These decoders in DC/analog mode do not move the engine until approx. 8 volts is on the rails. This allows the decoder to 'start up' and turn on lights and sound plus preheat the smoke element which must be tied to a low voltage.
Many sound files have a start up sequence which sounds like the real thing, diesels rev up and blow smoke before idling.

PS, I do have the phoenix programmer and configure sounds. My digital systems are both types of MTS (I, II, II with parallel) and the computer interface.
My now preferred system is the DCC Zimo and I work with Axel at Train-li installing decoders and repairing engines.


----------



## East Broad Top (Dec 29, 2007)

What you're doing, then, is actually converting the loco to full DCC, and programming the decoder to be analog-DC compatible as opposed to "stop on DC" or other configuration. That'll work, you just need access to a DCC system to program the decoder. 

One caveat--you need to take into consideration the kind of analog track power you're using. If you're using pulse-width-modulation, is the decoder going to recognize that as analog DC, or are you going to have to add a filter to the throttle output? 

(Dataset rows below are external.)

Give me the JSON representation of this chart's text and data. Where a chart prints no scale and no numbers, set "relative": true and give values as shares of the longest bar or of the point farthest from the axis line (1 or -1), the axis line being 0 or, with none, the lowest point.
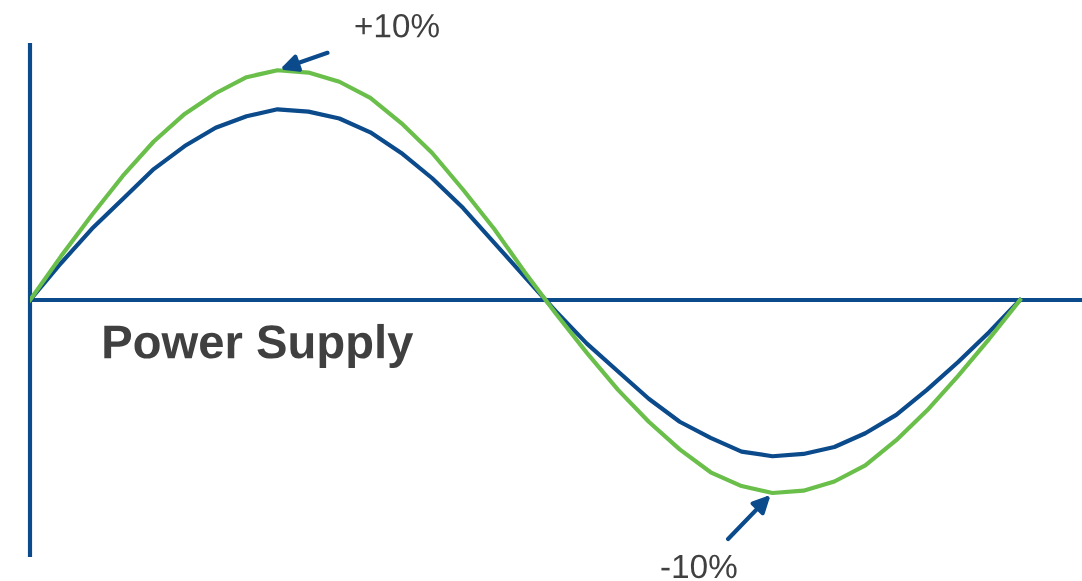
{
  "chart_data": {
    "type": "line",
    "relative": true,
    "title": "Power Supply",
    "categories": [
      null,
      null,
      null,
      null,
      null,
      null,
      null,
      null,
      null,
      null,
      null,
      null,
      null,
      null,
      null,
      null,
      null,
      null,
      null,
      null,
      null,
      null,
      null,
      null,
      null,
      null,
      null,
      null,
      null,
      null,
      null,
      null,
      null
    ],
    "series": [
      {
        "color": "#0b4a8b",
        "values": [
          0,
          0.16,
          0.31,
          0.44,
          0.57,
          0.67,
          0.75,
          0.8,
          0.83,
          0.82,
          0.79,
          0.73,
          0.64,
          0.53,
          0.4,
          0.25,
          0.1,
          -0.05,
          -0.19,
          -0.31,
          -0.43,
          -0.53,
          -0.6,
          -0.66,
          -0.68,
          -0.67,
          -0.64,
          -0.58,
          -0.5,
          -0.39,
          -0.27,
          -0.14,
          0
        ]
      },
      {
        "color": "#6abf4b",
        "values": [
          0,
          0.19,
          0.37,
          0.54,
          0.69,
          0.81,
          0.9,
          0.97,
          1,
          0.99,
          0.95,
          0.88,
          0.77,
          0.64,
          0.48,
          0.31,
          0.12,
          -0.06,
          -0.23,
          -0.39,
          -0.53,
          -0.65,
          -0.75,
          -0.81,
          -0.84,
          -0.83,
          -0.79,
          -0.72,
          -0.61,
          -0.48,
          -0.33,
          -0.17,
          0
        ]
      }
    ],
    "annotations": [
      "+10%",
      "-10%"
    ],
    "ref_lines": [
      {
        "axis": "y",
        "value": 0,
        "color": "#0b4a8b",
        "line_style": "solid"
      }
    ],
    "legend": false,
    "marker": "none",
    "line_style": "solid"
  }
}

Are there specific decoders you might recommend? I'd be looking for externally triggered bell and whistle via track magnets or similar (not real time), cam-synchronized chuff, and smoke synced to that same chuff. 

Later,

K


----------



## Dan Pierce (Jan 2, 2008)

I will have to confirm the use of pulsed controlled DC on the zimo decoder.
These do work on the Train-li key fob system. I will have to try my 27mhz Aristo system.\ set to non-linear.


----------